Spectral techniques for high-resolution thermal characterization with limited sensor data

Abstract

Elevated chip temperatures are true limiters to the scalability of computing systems. Excessive runtime thermal variations compromise the performance and reliability of integrated circuits. To address these thermal issues, state-of-the-art chips have integrated thermal sensors that monitor temperatures at a few selected die locations. These temperature measurements are then used by thermal management techniques to appropriately manage chip performance. Thermal sensors and their support circuitry incur design overheads, die area, and manufacturing costs. In this paper, we propose a new direction for full thermal characterization of integrated circuits based on spectral Fourier analysis techniques.
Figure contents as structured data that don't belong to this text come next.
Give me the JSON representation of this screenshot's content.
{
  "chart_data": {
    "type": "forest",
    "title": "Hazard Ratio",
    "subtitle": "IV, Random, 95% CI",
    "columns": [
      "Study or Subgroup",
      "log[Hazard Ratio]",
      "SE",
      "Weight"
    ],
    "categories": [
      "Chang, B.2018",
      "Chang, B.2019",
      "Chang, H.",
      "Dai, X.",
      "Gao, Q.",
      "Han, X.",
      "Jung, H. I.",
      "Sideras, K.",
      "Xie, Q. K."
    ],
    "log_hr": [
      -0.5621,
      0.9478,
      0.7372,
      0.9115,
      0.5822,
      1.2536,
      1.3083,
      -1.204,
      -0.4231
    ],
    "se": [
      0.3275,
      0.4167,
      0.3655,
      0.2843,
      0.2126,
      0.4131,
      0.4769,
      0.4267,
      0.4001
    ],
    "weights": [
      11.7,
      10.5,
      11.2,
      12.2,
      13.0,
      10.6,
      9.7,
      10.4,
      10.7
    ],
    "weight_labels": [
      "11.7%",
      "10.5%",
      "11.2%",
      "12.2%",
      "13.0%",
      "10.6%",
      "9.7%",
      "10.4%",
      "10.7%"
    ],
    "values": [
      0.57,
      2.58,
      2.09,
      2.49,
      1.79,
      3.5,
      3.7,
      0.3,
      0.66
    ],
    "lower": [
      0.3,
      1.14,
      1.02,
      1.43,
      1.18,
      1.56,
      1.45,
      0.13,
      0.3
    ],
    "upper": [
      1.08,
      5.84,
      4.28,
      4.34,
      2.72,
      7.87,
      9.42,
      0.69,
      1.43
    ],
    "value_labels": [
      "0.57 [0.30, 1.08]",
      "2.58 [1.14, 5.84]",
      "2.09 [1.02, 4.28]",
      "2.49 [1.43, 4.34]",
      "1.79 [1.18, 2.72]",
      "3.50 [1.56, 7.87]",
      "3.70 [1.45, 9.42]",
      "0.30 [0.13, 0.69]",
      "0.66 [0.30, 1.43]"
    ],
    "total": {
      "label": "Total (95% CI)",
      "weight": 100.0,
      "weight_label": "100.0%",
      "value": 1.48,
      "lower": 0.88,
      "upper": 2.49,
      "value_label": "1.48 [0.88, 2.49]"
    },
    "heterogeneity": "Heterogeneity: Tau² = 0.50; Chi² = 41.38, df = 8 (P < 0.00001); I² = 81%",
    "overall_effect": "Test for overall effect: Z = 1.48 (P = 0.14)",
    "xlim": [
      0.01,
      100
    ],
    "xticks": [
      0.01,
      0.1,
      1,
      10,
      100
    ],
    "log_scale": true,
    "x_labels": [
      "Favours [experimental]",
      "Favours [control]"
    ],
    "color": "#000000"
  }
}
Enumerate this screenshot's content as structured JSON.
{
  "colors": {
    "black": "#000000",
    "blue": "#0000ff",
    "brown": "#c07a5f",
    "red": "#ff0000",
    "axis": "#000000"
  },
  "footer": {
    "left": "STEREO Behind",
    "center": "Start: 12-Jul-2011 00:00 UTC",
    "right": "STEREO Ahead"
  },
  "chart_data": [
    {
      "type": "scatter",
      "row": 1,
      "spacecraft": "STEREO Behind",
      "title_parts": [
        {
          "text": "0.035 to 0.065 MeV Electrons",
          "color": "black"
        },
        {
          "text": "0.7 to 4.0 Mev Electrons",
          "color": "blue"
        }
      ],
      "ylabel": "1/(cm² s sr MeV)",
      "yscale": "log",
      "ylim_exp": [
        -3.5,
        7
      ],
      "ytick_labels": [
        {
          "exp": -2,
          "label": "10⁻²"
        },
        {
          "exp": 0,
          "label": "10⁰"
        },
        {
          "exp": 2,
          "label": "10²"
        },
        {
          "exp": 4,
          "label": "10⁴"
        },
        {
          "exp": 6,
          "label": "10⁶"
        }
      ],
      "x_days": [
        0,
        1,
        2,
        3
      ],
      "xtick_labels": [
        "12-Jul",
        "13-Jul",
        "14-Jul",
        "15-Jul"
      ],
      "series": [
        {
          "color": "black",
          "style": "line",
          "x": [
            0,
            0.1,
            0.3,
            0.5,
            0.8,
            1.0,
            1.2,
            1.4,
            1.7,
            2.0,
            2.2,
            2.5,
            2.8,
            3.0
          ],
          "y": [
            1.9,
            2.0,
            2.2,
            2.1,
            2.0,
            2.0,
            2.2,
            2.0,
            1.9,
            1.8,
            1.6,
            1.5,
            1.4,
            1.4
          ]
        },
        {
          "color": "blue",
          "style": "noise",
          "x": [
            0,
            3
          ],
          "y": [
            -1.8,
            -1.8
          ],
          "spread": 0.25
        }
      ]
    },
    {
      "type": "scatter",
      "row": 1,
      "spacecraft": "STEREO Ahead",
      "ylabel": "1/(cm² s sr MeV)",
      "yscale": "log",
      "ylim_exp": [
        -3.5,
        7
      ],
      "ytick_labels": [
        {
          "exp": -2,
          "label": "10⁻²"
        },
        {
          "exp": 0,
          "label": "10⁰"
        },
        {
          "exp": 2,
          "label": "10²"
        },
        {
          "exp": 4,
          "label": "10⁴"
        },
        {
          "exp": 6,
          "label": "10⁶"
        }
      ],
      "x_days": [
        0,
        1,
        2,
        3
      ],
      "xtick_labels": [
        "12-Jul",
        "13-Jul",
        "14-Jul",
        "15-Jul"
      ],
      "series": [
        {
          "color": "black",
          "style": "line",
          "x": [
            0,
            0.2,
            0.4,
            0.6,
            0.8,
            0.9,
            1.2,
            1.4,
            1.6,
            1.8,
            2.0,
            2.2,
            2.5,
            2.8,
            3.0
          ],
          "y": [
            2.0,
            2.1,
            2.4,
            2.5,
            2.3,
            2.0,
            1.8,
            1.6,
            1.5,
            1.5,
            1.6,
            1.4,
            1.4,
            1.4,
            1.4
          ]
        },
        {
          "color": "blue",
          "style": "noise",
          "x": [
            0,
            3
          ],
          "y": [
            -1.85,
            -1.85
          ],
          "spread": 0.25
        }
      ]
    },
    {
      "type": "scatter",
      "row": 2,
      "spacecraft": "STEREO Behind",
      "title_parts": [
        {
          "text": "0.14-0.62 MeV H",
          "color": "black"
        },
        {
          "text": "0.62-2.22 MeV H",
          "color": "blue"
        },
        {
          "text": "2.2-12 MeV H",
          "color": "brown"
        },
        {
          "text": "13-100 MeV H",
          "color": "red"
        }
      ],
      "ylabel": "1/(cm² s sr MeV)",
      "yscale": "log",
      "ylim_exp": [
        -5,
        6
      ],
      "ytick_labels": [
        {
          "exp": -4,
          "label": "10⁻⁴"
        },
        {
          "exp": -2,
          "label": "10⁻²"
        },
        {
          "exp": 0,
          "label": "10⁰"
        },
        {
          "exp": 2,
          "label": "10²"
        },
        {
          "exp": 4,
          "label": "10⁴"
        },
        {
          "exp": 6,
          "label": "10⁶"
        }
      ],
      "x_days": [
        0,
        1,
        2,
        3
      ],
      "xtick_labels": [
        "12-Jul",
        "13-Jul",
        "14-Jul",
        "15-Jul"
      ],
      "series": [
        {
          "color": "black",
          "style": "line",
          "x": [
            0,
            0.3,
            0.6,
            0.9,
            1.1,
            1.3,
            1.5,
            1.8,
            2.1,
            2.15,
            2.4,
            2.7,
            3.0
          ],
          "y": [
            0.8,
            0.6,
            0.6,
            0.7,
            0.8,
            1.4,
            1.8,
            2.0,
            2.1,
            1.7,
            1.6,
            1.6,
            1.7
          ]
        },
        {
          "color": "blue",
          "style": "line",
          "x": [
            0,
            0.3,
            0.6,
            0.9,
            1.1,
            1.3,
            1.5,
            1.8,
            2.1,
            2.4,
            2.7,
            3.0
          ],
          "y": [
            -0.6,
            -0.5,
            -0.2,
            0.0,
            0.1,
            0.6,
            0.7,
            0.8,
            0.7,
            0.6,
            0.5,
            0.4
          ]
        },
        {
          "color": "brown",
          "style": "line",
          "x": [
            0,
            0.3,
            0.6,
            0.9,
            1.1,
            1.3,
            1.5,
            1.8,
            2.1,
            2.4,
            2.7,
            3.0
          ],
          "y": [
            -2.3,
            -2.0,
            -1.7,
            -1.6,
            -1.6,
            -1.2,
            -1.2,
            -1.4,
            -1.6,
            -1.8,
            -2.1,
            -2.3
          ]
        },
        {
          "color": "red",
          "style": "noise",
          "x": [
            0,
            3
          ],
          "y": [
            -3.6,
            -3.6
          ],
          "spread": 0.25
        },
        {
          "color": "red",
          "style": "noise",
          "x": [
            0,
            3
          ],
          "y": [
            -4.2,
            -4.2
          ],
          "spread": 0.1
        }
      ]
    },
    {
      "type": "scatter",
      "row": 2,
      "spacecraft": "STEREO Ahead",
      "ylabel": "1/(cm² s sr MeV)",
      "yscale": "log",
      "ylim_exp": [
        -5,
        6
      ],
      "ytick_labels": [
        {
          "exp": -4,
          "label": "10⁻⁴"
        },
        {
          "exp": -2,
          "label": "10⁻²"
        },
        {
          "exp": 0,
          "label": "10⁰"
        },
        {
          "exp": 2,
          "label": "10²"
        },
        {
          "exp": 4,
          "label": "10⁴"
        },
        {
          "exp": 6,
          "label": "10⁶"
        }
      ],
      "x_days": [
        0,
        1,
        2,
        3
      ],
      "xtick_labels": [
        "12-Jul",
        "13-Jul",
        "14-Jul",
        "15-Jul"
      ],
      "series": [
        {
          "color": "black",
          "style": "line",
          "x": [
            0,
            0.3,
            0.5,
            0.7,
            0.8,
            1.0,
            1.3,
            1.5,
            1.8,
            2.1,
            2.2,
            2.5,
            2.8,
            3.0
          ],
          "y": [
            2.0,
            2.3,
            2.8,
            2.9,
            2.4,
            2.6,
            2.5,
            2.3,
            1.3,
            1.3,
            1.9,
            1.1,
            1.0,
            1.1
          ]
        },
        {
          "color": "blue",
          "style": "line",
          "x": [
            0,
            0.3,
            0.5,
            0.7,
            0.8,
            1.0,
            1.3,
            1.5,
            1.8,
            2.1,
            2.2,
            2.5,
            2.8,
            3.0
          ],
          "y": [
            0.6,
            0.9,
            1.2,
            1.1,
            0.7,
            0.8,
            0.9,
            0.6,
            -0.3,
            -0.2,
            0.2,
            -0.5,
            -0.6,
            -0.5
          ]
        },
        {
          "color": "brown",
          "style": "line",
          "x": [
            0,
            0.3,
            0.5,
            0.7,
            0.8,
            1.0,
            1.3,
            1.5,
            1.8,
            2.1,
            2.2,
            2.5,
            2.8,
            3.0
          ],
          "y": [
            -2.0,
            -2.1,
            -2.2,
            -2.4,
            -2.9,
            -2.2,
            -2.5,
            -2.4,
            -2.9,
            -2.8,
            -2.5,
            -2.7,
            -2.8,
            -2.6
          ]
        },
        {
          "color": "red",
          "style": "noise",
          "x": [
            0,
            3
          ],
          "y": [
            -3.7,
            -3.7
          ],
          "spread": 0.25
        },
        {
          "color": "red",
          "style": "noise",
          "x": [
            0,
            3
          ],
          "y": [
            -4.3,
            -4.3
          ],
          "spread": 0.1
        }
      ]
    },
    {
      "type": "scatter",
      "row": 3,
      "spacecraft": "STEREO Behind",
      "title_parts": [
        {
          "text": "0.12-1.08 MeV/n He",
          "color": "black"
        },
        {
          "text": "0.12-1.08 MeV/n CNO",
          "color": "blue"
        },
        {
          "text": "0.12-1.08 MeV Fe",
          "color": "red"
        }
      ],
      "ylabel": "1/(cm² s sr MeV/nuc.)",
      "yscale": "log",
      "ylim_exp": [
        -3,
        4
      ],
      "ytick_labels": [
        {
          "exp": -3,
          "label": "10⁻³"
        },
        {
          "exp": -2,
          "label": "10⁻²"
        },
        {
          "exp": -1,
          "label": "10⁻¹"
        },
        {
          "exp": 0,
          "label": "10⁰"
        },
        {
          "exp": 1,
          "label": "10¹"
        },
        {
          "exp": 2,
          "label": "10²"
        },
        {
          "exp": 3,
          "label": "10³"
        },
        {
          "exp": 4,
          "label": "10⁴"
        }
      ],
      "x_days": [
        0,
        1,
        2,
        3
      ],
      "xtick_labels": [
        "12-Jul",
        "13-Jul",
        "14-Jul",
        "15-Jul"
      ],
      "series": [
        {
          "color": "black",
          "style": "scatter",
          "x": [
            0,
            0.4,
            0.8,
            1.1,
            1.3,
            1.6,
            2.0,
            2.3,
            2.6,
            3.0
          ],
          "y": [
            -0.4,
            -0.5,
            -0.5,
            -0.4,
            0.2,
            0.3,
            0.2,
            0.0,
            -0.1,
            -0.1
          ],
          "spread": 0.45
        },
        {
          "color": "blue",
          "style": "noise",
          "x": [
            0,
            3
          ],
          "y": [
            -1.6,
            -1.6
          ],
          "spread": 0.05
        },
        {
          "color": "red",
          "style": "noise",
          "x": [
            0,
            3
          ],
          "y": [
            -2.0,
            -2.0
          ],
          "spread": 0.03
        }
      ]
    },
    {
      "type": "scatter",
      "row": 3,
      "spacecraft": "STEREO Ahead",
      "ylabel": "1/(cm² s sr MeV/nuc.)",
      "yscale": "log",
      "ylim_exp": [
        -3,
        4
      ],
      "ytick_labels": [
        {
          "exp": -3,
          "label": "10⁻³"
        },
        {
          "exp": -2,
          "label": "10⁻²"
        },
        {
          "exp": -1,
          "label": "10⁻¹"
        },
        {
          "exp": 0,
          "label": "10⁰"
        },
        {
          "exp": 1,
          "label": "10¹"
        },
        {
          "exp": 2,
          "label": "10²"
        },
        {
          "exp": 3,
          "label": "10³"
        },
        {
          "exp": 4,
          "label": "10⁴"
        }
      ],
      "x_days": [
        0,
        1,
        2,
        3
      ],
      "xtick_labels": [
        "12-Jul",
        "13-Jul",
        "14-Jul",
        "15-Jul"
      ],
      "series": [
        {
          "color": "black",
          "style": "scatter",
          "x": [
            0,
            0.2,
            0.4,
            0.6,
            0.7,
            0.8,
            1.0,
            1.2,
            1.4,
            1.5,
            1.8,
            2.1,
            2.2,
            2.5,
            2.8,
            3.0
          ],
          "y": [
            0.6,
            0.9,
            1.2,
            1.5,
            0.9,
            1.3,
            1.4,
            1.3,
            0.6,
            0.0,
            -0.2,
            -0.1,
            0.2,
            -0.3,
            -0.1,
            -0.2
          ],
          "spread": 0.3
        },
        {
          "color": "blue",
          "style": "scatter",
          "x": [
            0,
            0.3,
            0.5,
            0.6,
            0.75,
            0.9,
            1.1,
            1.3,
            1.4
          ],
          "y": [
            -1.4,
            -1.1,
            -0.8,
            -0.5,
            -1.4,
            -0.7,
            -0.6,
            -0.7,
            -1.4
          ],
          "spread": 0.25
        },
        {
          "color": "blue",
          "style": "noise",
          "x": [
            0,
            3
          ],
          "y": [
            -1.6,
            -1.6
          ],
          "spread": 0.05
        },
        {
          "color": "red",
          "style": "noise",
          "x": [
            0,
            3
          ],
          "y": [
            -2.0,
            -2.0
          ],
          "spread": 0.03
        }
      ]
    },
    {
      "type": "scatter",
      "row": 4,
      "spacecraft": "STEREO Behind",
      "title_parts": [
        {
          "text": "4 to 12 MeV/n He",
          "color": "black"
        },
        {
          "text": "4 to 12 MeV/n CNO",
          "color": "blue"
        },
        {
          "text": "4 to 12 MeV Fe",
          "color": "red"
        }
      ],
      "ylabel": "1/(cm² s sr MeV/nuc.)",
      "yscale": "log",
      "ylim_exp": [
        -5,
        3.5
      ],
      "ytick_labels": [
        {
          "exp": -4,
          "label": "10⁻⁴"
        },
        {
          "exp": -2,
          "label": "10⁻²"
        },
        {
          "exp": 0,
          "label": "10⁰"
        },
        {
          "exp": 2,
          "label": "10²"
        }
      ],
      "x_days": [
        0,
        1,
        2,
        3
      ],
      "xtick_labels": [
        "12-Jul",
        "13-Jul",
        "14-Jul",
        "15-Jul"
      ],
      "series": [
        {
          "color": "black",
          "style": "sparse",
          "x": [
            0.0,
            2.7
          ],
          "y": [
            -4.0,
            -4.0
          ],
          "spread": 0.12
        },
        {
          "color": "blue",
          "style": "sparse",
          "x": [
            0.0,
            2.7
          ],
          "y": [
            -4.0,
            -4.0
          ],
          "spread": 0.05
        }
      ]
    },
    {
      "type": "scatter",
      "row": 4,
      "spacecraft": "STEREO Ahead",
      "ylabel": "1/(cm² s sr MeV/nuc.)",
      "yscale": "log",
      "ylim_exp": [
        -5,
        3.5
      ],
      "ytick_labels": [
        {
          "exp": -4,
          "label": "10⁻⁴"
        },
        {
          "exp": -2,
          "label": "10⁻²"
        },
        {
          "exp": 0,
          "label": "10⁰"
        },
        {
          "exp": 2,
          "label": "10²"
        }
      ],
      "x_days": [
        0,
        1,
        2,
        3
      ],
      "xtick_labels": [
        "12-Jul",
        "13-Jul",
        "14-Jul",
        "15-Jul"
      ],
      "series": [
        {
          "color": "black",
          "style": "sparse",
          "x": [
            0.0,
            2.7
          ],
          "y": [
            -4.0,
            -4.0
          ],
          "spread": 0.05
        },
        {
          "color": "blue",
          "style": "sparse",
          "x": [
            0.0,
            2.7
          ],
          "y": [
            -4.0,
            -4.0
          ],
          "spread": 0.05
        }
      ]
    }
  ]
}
Application of these techniques to temperature sensing is based on the observation that die temperature is simply a space-varying signal, and that space-varying signals are treated identically to time-varying signals in signal analysis. We utilize Nyquist-Shannon sampling theory to devise methods that can almost fully reconstruct the thermal status of an integrated circuit during runtime using a minimal number of thermal sensors. We propose methods that can handle uniform and non-uniform thermal sensor placements. We develop an extensive experimental setup and demonstrate the effectiveness of our methods by thermally characterizing a 16-core processor. Our method produces full thermal characterization with an average absolute error of 0.6% using a limited number of sensors.